Un lieu distinct est Hadiach dans la région de Poltava. Pour HABAD, c’est l’un des points les plus importants sur la carte de l’Ukraine, car c’est là que repose rabbi Shneur Zalman de Lyady, le fondateur de HABAD-Loubavitch. Hadiach reste un lieu de pèlerinage et un lien symbolique de HABAD avec la terre ukrainienne.
En ce qui concerne la vie communautaire active, les villes importantes restent Kiev, Dnipro, Odessa, Tchernivtsi et Kharkiv, où continuent de fonctionner des centres religieux juifs et des structures, y compris celles liées à la tradition hassidique et habadique. Le Congrès juif européen note directement l’existence continue des communautés juives en Ukraine, malgré la guerre et la migration.

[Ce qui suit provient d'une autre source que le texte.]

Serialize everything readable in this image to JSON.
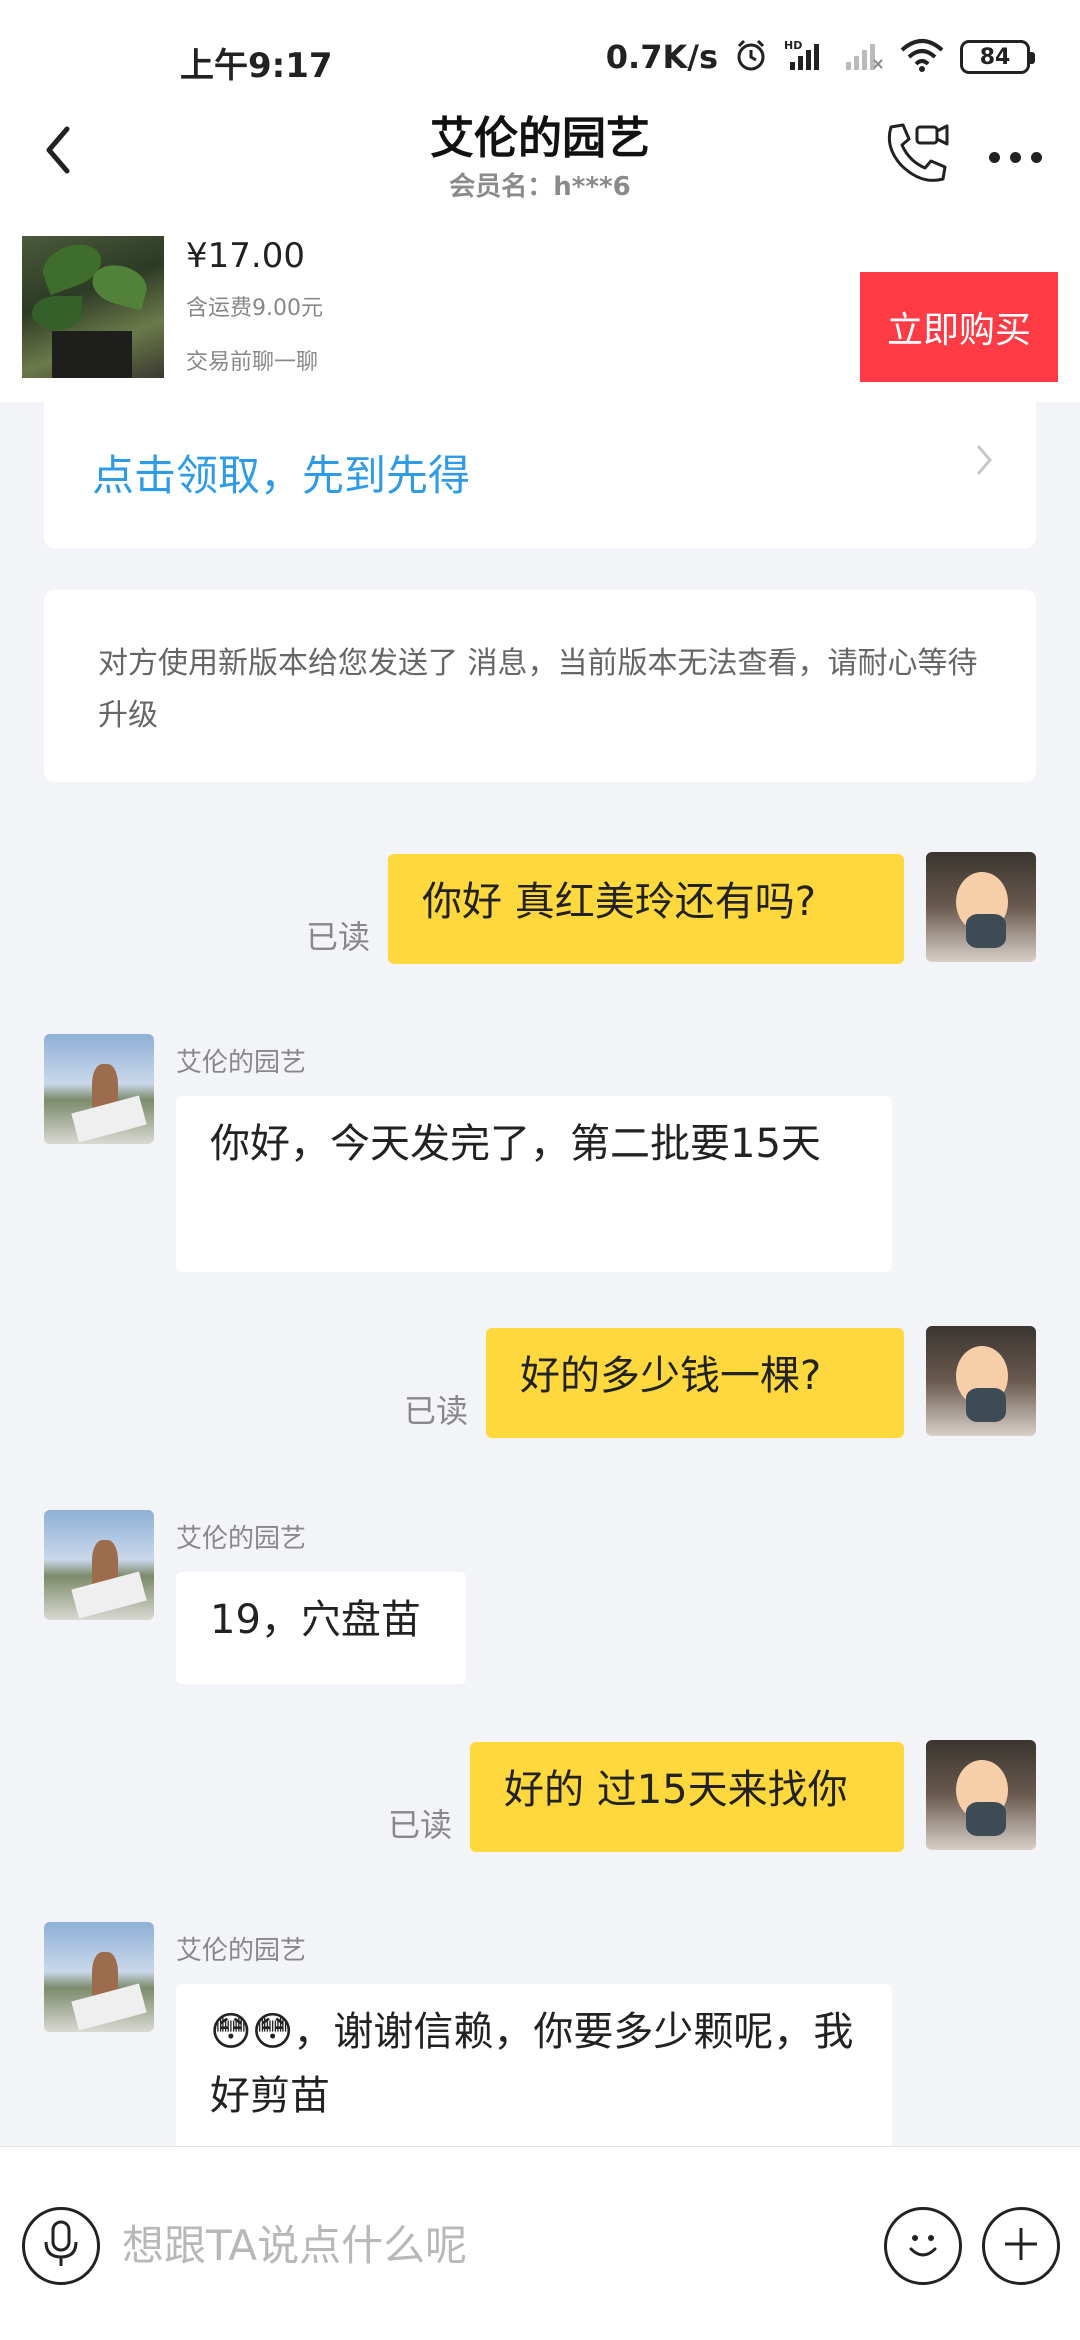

Cependant, il faut comprendre la différence entre le centre historique d’une dynastie et la cour hassidique moderne. Des villes comme Belz, Bratslav, Tchernobyl, Vizhnitz, Nadvorna, Skvira, Rakhmastrivka, Zvyagel, Moukachevo et Skole restent extrêmement importantes en tant que lieux d’origine des dynasties et de mémoire historique, mais les principales sièges dynastiques actifs de ces lignes se trouvent aujourd’hui principalement en Israël et aux États-Unis. Par conséquent, la carte moderne du hassidisme en Ukraine est avant tout Ouman, Hadiach et les grandes villes avec des communautés vivantes, et non le retour des anciennes cours dans leur forme classique complète.